Llama family models (to which ALIA belongs) require a specific row permutation in the q_proj and k_proj matrices (the "query" and "key" projections of the attention mechanism) so GGML's RoPE convention matches Hugging Face's. That permutation is correctly applied in the standard BF16 path, inside the LlamaModel.modify_tensors function.

But the new NVFP4 path bypasses that function. It writes the quantized weights directly into the GGUF through _repack_nvfp4, without going through the permutation. Result: the attention heads come out shuffled, the model "works" technically but generates pure noise.

This bug affects any Llama architecture model quantized to NVFP4 with llama.cpp's standard converter: Llama 1/2/3, Mistral, Qwen2, ALIA, and all their derivatives. It's likely more than one person has produced corrupt GGUFs unknowingly because the models seem to load.

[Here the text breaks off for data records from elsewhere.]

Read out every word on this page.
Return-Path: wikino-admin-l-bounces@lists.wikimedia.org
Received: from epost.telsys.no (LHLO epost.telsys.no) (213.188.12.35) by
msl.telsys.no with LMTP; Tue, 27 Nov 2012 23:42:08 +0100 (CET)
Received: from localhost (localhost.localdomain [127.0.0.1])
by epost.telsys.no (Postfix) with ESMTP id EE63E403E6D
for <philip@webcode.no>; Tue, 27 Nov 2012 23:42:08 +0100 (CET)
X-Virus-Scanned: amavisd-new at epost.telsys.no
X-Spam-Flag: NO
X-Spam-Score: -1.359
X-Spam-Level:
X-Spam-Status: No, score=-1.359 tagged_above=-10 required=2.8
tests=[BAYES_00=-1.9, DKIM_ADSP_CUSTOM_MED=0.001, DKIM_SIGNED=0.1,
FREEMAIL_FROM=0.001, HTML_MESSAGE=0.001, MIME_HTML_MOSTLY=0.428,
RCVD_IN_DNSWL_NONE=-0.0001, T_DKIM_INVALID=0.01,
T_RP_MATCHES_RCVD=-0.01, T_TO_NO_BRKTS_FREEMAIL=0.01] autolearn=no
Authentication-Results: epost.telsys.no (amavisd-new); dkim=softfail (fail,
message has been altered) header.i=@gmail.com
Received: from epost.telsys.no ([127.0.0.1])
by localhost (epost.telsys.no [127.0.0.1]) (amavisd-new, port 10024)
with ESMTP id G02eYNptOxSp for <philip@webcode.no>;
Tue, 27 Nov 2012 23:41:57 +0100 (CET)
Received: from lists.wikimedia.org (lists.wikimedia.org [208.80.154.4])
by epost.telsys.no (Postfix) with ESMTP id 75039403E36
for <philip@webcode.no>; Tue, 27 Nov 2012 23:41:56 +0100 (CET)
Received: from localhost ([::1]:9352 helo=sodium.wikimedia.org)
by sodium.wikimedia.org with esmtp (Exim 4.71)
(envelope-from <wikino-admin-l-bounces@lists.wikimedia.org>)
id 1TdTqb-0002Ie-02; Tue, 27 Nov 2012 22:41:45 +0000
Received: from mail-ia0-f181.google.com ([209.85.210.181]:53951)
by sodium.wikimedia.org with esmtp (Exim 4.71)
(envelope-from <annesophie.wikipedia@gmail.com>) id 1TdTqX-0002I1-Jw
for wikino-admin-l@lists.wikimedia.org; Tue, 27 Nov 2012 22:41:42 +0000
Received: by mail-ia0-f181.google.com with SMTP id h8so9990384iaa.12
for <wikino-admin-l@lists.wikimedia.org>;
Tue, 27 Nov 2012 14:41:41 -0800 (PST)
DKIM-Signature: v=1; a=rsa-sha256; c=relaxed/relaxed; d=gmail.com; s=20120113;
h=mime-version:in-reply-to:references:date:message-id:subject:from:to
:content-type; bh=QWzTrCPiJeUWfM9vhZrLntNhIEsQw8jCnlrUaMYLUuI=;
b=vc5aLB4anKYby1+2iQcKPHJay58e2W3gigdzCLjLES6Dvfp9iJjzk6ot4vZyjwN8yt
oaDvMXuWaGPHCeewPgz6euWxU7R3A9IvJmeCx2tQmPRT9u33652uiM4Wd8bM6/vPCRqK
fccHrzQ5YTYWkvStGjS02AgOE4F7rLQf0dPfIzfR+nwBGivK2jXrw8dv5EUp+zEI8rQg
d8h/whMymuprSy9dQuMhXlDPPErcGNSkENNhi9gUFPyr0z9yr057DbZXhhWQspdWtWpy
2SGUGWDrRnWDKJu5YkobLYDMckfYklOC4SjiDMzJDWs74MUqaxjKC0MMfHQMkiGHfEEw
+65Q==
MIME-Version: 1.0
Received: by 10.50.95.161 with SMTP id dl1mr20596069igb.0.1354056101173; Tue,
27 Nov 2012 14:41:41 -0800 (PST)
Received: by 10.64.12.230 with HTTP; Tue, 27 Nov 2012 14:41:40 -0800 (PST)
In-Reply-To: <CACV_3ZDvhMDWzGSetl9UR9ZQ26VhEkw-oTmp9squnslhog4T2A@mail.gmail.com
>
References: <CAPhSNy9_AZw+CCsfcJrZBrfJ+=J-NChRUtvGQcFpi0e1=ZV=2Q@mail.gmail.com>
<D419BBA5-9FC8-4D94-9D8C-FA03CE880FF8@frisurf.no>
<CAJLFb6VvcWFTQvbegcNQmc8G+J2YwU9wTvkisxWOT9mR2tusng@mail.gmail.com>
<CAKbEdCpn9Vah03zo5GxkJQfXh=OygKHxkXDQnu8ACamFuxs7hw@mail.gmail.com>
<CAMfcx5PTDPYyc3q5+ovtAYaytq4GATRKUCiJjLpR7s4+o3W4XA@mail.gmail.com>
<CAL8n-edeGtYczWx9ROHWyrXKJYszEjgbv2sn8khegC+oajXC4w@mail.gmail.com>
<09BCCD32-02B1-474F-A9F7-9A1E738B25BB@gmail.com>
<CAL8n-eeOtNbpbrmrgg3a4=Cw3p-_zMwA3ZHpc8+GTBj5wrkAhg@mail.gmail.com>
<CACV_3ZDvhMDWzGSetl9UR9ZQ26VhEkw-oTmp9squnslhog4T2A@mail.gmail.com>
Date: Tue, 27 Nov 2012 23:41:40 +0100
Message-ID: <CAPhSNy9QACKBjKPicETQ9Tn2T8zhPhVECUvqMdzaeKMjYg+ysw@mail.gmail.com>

The solution: 16 lines and an upstream contribution

The patch applies the same permutation to NVFP4 matrices inside _repack_nvfp4. It's 16 lines that intentionally duplicate the logic from LlamaModel.permute to maintain separation between ModelBase (parent class) and LlamaModel (child class).

To validate it, we reproduced the bug on a small model (TinyLlama-1.1B) and measured perplexity—the standard metric for detecting LLM degradation:

| Build | Perplexity (wikitext-2) | |---|---| | BF16 reference | 44.0 | | NVFP4 GGUF (master without patch) | 4419 (total garbage) | | NVFP4 GGUF with our patch | 43.9 |

Perplexity goes from 4419 to 43.9—essentially matching the BF16 reference. The same is confirmed qualitatively with ALIA-40B: coherent responses in Spanish, Catalan, Basque, and Galician with the patch; garbage without it.

We've sent the patch upstream to llama.cpp so the rest of the world inherits it automatically: ggml-org/llama.cpp#22611.

Inference performance on DGX Spark

While the primary use case for DGX Spark is development and fine-tuning, we did measure inference to validate model quality. On the DGX Spark (GB10 Blackwell, 128 GB unified memory, aarch64), greedy generation with Spanish prompts:

| Backend | Format | Generation | |---|---|---| | llama.cpp (GPU) | NVFP4 | 10.2 tok/s | | llama.cpp (GPU) | Q8_0 (reference) | 5.4 tok/s | | vLLM (GPU) | NVFP4 | 8.7 tok/s | | llama.cpp (CPU, ARM NEON) | Q8_0 | 2.7 tok/s |

NVFP4 on Blackwell is ~1.9× faster in inference than Q8_0, and occupies 33% less on disk and memory. The number we care most about, however, is the 90+ GB free that NVFP4 leaves on a DGX Spark—space for gradients, activations, optimizer states, and context during QLoRA fine-tuning.

If you want to dive into absolute detail—the commit, the design rationale, the TinyLlama reproducer—everything is in the upstream PR #22611 and in the README of the Hugging Face repo.